1. No-one knows how long Norway’s coastline is!
It’s known throughout the world for its jagged mountains and stunning fjords, but believe it or not, no-one knows for sure just how long Norway’s epic coast is.
The somewhat counterintuitive observation that the coastline of a landmass does not have a well-defined length is known as the coastline paradox. Because of the fractal nature of a coastline, you can only define its length by using units of a specific length. When the unit length differs, the total length differs – and the difference can be massive.
2. Modern and ancient skiing were invented in Norway.
Sondre Norheim is said to be the father of modern skiing. In the late 19th-century, he began using stiff ski bindings so he could swing and jump with less risk of falling.
His new ski design – the Telemark ski – led to the modern skis we know.
But skiing itself goes much further back.

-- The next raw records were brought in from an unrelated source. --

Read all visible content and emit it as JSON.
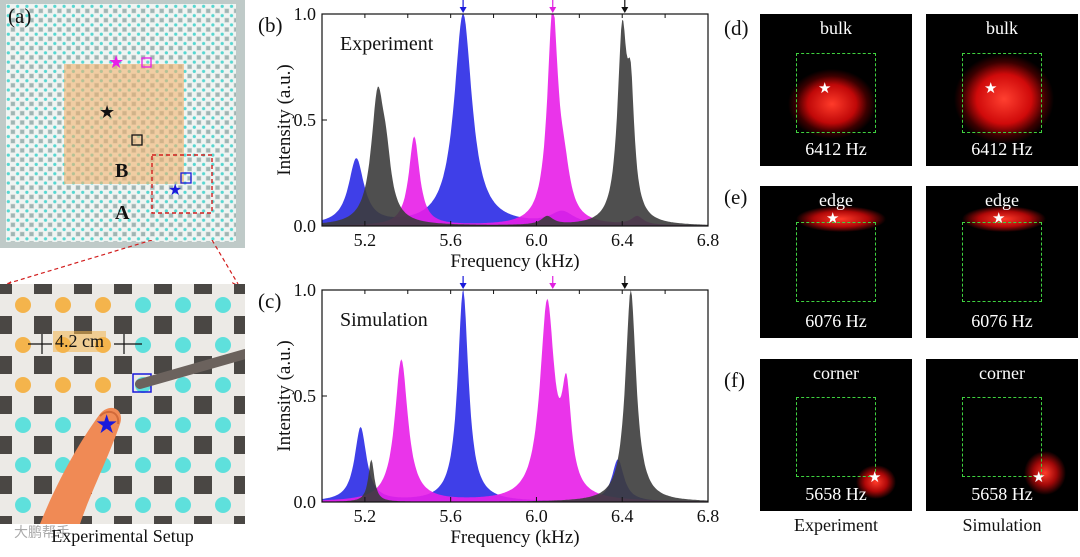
{
  "panel_a": {
    "label": "(a)",
    "region_b": "B",
    "region_a": "A",
    "caption": "Experimental Setup",
    "spacing_label": "4.2 cm",
    "watermark": "大鹏帮手"
  },
  "chart_data": [
    {
      "type": "area",
      "panel": "(b)",
      "title": "Experiment",
      "xlabel": "Frequency (kHz)",
      "ylabel": "Intensity (a.u.)",
      "xlim": [
        5.0,
        6.8
      ],
      "ylim": [
        0.0,
        1.0
      ],
      "xticks": [
        "5.2",
        "5.6",
        "6.0",
        "6.4",
        "6.8"
      ],
      "yticks": [
        "0.0",
        "0.5",
        "1.0"
      ],
      "arrows": [
        {
          "x": 5.658,
          "color": "#1a1adb"
        },
        {
          "x": 6.076,
          "color": "#e020e0"
        },
        {
          "x": 6.412,
          "color": "#111111"
        }
      ],
      "series": [
        {
          "name": "corner",
          "color": "#2a2ae6",
          "peaks": [
            [
              5.16,
              0.31,
              0.065
            ],
            [
              5.658,
              1.0,
              0.075
            ],
            [
              6.12,
              0.06,
              0.1
            ]
          ]
        },
        {
          "name": "edge",
          "color": "#e81ee8",
          "peaks": [
            [
              5.43,
              0.42,
              0.045
            ],
            [
              6.076,
              1.0,
              0.045
            ],
            [
              6.13,
              0.17,
              0.05
            ],
            [
              6.47,
              0.04,
              0.05
            ]
          ]
        },
        {
          "name": "bulk",
          "color": "#3c3c3c",
          "peaks": [
            [
              5.26,
              0.6,
              0.055
            ],
            [
              5.3,
              0.18,
              0.04
            ],
            [
              6.05,
              0.04,
              0.05
            ],
            [
              6.4,
              0.87,
              0.04
            ],
            [
              6.44,
              0.5,
              0.03
            ]
          ]
        }
      ]
    },
    {
      "type": "area",
      "panel": "(c)",
      "title": "Simulation",
      "xlabel": "Frequency (kHz)",
      "ylabel": "Intensity (a.u.)",
      "xlim": [
        5.0,
        6.8
      ],
      "ylim": [
        0.0,
        1.0
      ],
      "xticks": [
        "5.2",
        "5.6",
        "6.0",
        "6.4",
        "6.8"
      ],
      "yticks": [
        "0.0",
        "0.5",
        "1.0"
      ],
      "arrows": [
        {
          "x": 5.658,
          "color": "#1a1adb"
        },
        {
          "x": 6.076,
          "color": "#e020e0"
        },
        {
          "x": 6.412,
          "color": "#111111"
        }
      ],
      "series": [
        {
          "name": "corner",
          "color": "#2a2ae6",
          "peaks": [
            [
              5.18,
              0.35,
              0.05
            ],
            [
              5.658,
              1.0,
              0.045
            ],
            [
              6.38,
              0.2,
              0.05
            ]
          ]
        },
        {
          "name": "edge",
          "color": "#e81ee8",
          "peaks": [
            [
              5.37,
              0.67,
              0.055
            ],
            [
              6.05,
              0.92,
              0.06
            ],
            [
              6.14,
              0.45,
              0.04
            ]
          ]
        },
        {
          "name": "bulk",
          "color": "#3c3c3c",
          "peaks": [
            [
              5.23,
              0.2,
              0.025
            ],
            [
              6.44,
              1.0,
              0.045
            ]
          ]
        }
      ]
    }
  ],
  "maps": {
    "d": {
      "label": "(d)",
      "mode": "bulk",
      "freq": "6412 Hz"
    },
    "e": {
      "label": "(e)",
      "mode": "edge",
      "freq": "6076 Hz"
    },
    "f": {
      "label": "(f)",
      "mode": "corner",
      "freq": "5658 Hz"
    },
    "col_experiment": "Experiment",
    "col_simulation": "Simulation"
  }
}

An ancient rock carving at Rødøy in northern Norway shows that people used skis in the Norwegian mountains as far back as 4,000 years ago.
Finnmark is home to the oldest preserved ski ever found, at an incredible 2,300-years old. To top it off, the word ‘slalom’ also originates in Norway.
3. Norway introduced salmon sushi to Japan.
While sushi is absolutely a Japanese invention, they did not use salmon in the dish until it was suggested by a Norwegian delegation in 1980’s.
Despite the distance between the countries, Japan seemed a natural fit for Norwegian seafood. Japan’s fish stocks were suffering from overfishing but demand from consumers was high.
The deals created all those years ago have helped to boost Norwegian seafood exports. In Japan, Norwegian salmon sushi is one of the most popular dishes, especially among younger people.
It took time to happen though, as the Japanese were originally concerned with the health impact of eating raw salmon.
4. Kirkenes is farther east than all of Finland.
In fact, the small Arctic town is as far east as Cairo. Don’t believe us? Check a map! At only 9 miles (15 km) from the Russian border, Kirkenes is one of Norway’s most interesting places from a social perspective.
There is a big Russian influence with bilingual street signs, shops advertising their offers primarily to Russian visitors, and English is very much a third language in the small town.
5. Midnight Sun during summer, and polar night during winter.
Did you know that the sun never goes down for several weeks during summer? And during winter, the opposite as the sun never rises for several weeks. This is called “Midnight Sun” and “Polar Night” and occur in the Northern parts of the country. This means that for some weeks it’s constantly bright outside, and for some weeks it’s pitch-black all day long.
6. Being buryed is illegal in Longyearbyen, Norway.
The town’s small graveyard stopped accepting bodies after discovering the permafrost prevented the bodies from decomposing.